Quelles versions et évolutions du bloc TU3 faut-il privilégier lors d’un achat d’occasion ?
Au fil des décennies, le 1.4 TU a bénéficié de modernisations techniques pour respecter les normes antipollution Euro successives.
Pour un achat d’occasion fiable, privilégiez les versions TU3JP / KFW (75 ch injection multipoint) commercialisées à partir de la fin des années 1990 sur Peugeot 206 et Citroën C3 phase 1 : elles offrent le meilleur compromis entre souplesse de conduite, consommation modérée (environ 6,5 L/100 km) et fiabilité globale. Évitez en revanche les versions 1.4 16V (ET3J4 de 90 ch) plus complexes avec déphaseur d’arbre à cames, moins courantes et plus coûteuses en pièces détachées.
Foire Aux Questions (FAQ)
🛢️ Faut-il obligatoirement changer le joint de culasse dès qu’il commence à suinter ?
Non, tant que la fuite reste un simple gras superficiel extérieur qui ne goutte pas au sol, qu’il n’y a pas de consommation excessive d’huile et que le liquide de refroidissement reste parfaitement limpide sans surchauffe, vous pouvez continuer à rouler en surveillant régulièrement votre jauge d’huile.
🔊 Pourquoi mon moteur TU fait-il un bruit de cliquetis métallique à froid ?
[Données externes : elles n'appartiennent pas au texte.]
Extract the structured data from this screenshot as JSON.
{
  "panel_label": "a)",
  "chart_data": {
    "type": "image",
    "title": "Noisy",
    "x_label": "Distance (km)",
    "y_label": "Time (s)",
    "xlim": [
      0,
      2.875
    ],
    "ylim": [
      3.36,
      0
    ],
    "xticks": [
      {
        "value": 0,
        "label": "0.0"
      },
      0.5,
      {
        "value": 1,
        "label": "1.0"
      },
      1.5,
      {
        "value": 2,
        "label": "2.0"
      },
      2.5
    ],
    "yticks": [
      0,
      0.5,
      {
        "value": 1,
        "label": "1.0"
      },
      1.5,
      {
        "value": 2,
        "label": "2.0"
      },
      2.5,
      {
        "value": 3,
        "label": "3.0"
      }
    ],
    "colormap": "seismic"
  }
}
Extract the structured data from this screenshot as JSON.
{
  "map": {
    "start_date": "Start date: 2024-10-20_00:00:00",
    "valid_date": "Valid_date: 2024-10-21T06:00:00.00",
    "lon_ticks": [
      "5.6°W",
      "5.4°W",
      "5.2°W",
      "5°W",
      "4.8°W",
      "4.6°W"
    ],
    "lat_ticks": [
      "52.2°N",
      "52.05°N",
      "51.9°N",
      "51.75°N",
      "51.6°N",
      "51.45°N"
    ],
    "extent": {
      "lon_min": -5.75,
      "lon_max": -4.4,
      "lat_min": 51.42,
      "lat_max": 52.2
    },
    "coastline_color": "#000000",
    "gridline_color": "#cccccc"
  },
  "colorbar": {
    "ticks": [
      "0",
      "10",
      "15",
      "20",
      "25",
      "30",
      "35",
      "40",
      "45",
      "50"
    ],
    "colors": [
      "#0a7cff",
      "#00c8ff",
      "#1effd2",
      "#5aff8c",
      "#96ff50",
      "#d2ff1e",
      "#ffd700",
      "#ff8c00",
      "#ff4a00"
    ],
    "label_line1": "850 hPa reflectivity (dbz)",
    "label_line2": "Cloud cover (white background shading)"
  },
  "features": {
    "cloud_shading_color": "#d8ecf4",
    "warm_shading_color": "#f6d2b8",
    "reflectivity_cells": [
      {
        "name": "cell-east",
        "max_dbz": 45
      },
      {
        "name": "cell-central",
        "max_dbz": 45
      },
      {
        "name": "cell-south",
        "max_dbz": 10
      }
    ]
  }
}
Ce cliquetis régulier provient du jeu fonctionnel entre les culbuteurs et les queues de soupapes. Contrairement aux moteurs modernes à poussoirs hydrauliques automatiques, le TU dispose d’un réglage mécanique manuel qui prend un peu de jeu avec les kilomètres. Un simple réglage de 30 minutes avec un jeu de cales rétablit le silence de fonctionnement.
🚗 Le moteur 1.4 TU 75 ch est-il suffisant pour faire de l’autoroute ?
Oui, le moteur maintient sans peine les 130 km/h sur autoroute. Cependant, en raison d’une boîte de vitesses à 5 rapports relativement courte, le moteur tourne aux alentours de 3 800 tr/min à 130 km/h, ce qui rend le niveau sonore assez présent dans l’habitacle sur les longs trajets.